After HL Leasing failed to make its scheduled April 2009 interest payment, worried investors sought out attorneys and contacted Fresno police, who turned the investigation over to the FBI.
But within days of agents beginning to work on the case, Otto shot himself in the head in the parking lot of the Palm Desert Visitors Center on the afternoon of May 11, 2009. His death came only days after his attorney sent a letter to investors stating that Otto was ill, was trying to sell the business and asking for their patience.
Court records in the Fresno County class-action suit indicate that in the weeks after Otto’s suicide, FBI agents seized dozens of boxes of financial records, two computers and a 2006 Astin Martin car from Otto’s home.
Under federal asset-forfeiture rules, agents also seized a 1993 Cessna airplane belonging to one of Otto’s companies, as well as more than $232,000 in cash from bank accounts associated with Otto’s companies.
In addition to the FBI, a federal grand jury also is examining the criminal fraud case.
In court records for the civil lawsuit, Santa Ana criminal defense attorney James Riddet — hired by Kathleen Otto — revealed the existence of a grand jury in the case.
Riddet said he was first told by Assistant U.S. Attorney Kirk Sherriff in June 2009 that a grand jury was convened.
Riddet said he has been repeatedly told by Sherriff, including as recently as a month ago, that Kathleen Otto “would be at the very least a subject of the investigation and one who could be indicted at some time in the future.”
As they argue for Otto to be dismissed as a defendant in the civil lawsuit — a motion due to be heard by a judge on May 25 — her attorneys say investors have not proved that she had anything to do with her husband’s alleged fraud.
“Instead, plaintiffs are apparently looking for the proverbial ‘pound of flesh’ by attacking the widow of John Otto because John is no longer around,” her attorneys wrote.
In court documents, however, investors allege that Kathleen Otto, as John Otto’s wife and as a trustee for the Otto Family Trust, “had been reaping the fruits of the HL Leasing Inc. scheme for a number of years. …”
“Kathleen Otto had purchased a mansion, luxury vehicles, jewelry and other items from moneys obtained through HL Leasing lenders,” argued Ara Jabagchourian, a Burlingame attorney for the investors, in court documents.

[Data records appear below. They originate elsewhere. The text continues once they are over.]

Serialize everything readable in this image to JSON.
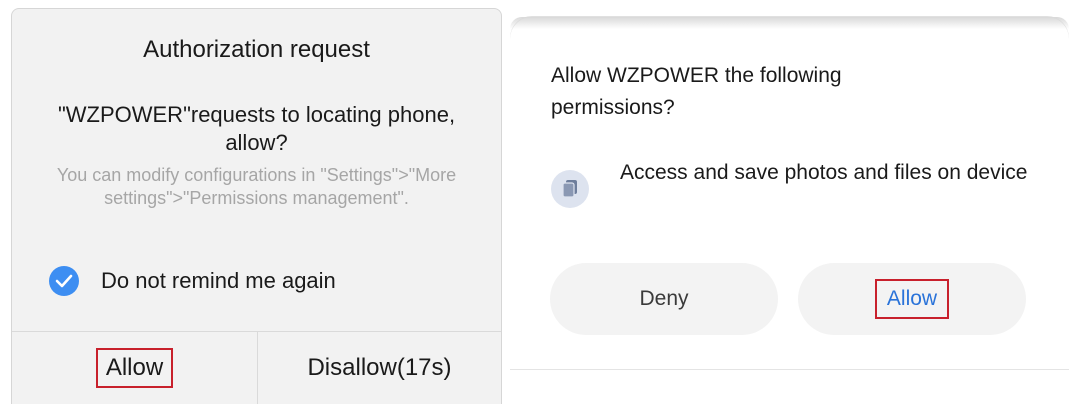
{
  "left_dialog": {
    "title": "Authorization request",
    "message": "\"WZPOWER\"requests to locating phone, allow?",
    "hint": "You can modify configurations in \"Settings\">\"More settings\">\"Permissions management\".",
    "checkbox_label": "Do not remind me again",
    "checkbox_checked": true,
    "allow_label": "Allow",
    "disallow_label": "Disallow(17s)"
  },
  "right_dialog": {
    "title": "Allow WZPOWER the following permissions?",
    "permission_text": "Access and save photos and files on device",
    "permission_icon": "files-icon",
    "deny_label": "Deny",
    "allow_label": "Allow"
  },
  "colors": {
    "accent_blue": "#3d8ef2",
    "allow_blue": "#2a73d9",
    "highlight_red": "#c8202c"
  }
}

Because Otto purportedly misused funds, investors “are hindered in their ability to recover the loses (sic) on their promissory notes.”
A separate federal civil lawsuit for fraud and breach of contract was filed in March in New York by attorneys on behalf of two Nevada companies and a New York corporation alleging that they, too, were bilked by John Otto.
Kathleen Otto and HL Leasing are defendants in that suit, as are Otto’s estate, Ramirez and Fernandez, Otto’s other businesses, and several banks and funding companies that allegedly provided funding to some of Otto’s businesses.